More recently, it can be argued that third-party candidates, including Green Party candidate Jill Stein and former New Mexico Gov. Gary Johnson, took enough votes away from Ms. Hillary in Michigan, Pennsylvania, and Wisconsin to throw the election to Trump.

Show of hands, please, for those who believe the second choice of any Green Party voters would have been Donald Trump.

That’s what I thought.

It’s also correct of Paul to point out that Joe Biden and the DNC have only themselves to blame for an eventuality that may cost them the White House. It was arrogant and downright shameful of Biden to deny Kennedy Secret Service protection. I never like it when a Kennedy wins office. But, my God, they deserve the same protection as any other serious candidate. And RFK Jr.’s 20 percent totals in some polls make him a serious candidate. Speaking of arrogance, the DNC’s insistence on nixing presidential primaries makes me even more certain that the Marquis of Queensberry was not a Democrat. Absent the Democrats’ obtuseness, by next summer to all but his immediate family, RFK Jr. would have been little more than the answer to a Trivial Pursuit question.

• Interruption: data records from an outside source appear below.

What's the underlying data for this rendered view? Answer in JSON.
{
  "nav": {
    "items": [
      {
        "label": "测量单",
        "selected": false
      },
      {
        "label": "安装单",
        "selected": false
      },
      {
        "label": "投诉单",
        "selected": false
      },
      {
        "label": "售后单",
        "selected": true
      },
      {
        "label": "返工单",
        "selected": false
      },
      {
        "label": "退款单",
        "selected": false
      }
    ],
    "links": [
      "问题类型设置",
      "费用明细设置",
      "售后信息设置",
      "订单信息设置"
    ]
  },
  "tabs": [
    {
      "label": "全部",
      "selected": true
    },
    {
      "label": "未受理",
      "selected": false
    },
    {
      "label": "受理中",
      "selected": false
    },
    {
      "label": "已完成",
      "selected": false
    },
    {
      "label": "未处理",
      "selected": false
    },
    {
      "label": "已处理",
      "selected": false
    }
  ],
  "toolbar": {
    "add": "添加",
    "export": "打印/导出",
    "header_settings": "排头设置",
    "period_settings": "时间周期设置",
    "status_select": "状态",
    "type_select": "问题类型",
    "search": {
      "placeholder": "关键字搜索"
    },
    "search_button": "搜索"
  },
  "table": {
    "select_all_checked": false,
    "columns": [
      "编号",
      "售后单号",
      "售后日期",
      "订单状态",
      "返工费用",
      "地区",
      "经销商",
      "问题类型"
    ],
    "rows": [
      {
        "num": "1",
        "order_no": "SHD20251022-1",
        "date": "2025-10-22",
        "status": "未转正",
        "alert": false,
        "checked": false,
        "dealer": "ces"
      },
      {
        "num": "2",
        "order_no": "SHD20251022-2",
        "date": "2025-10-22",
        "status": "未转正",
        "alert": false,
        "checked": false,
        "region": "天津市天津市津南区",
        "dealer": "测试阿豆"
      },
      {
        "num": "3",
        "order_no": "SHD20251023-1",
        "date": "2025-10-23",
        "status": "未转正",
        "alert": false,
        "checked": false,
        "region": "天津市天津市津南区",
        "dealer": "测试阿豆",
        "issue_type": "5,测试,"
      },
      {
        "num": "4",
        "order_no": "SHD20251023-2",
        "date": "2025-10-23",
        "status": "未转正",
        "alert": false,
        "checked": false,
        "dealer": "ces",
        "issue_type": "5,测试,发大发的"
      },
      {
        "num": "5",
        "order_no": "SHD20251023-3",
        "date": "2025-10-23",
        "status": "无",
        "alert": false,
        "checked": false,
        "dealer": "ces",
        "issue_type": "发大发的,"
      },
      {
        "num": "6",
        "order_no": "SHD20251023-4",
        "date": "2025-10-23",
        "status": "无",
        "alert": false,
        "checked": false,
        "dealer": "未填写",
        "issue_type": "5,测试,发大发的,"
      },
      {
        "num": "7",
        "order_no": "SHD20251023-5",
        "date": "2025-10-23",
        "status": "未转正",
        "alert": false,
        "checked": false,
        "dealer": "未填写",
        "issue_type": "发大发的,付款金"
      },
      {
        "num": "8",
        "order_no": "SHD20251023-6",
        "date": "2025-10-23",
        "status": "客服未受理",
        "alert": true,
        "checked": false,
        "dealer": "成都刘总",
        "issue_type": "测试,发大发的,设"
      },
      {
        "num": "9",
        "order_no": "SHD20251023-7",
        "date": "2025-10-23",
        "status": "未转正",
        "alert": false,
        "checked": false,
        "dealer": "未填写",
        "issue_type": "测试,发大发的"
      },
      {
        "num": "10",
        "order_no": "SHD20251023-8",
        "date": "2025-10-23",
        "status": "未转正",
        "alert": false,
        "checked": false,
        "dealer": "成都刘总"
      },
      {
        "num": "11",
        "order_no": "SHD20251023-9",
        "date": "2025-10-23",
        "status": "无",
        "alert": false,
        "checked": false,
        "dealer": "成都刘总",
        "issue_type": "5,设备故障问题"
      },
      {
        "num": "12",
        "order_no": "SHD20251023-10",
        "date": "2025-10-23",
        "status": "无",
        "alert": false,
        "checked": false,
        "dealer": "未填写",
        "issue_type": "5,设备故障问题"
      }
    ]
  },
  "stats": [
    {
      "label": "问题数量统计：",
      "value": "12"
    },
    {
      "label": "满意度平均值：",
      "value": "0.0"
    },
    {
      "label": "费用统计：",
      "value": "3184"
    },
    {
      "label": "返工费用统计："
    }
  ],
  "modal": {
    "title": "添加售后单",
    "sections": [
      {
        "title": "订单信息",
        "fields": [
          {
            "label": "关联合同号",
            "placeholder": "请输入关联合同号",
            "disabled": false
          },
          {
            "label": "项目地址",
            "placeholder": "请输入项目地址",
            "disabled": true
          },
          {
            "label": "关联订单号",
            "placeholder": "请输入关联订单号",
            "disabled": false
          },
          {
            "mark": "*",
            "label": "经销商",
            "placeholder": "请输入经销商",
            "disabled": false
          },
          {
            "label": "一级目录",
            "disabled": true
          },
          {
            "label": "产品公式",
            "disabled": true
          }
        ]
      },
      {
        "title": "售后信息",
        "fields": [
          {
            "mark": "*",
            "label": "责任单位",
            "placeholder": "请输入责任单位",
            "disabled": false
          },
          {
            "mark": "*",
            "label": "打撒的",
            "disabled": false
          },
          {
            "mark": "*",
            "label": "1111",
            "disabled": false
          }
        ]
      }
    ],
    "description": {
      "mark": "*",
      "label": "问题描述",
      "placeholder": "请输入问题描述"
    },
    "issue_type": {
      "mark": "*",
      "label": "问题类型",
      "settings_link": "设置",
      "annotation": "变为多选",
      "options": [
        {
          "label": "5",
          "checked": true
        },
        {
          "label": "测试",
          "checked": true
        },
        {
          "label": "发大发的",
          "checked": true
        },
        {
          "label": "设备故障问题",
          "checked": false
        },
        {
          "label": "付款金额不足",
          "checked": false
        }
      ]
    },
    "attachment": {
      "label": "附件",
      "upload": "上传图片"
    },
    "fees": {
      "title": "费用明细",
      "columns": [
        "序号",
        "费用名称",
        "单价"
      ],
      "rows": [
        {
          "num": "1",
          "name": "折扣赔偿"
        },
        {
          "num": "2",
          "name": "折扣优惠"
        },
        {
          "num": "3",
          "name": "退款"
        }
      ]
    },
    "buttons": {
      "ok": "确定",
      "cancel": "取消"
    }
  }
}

If the Democrats had played fair by affording Kennedy the protection he’s entitled to and allowing him to run against Biden in primaries, he doubtless would have been little more than a nuisance. He would never have won the presidency (thank goodness), but now he may keep Biden from winning the office again. So perhaps it’s not just the Republicans who can step in their own electoral mess kits. How refreshing.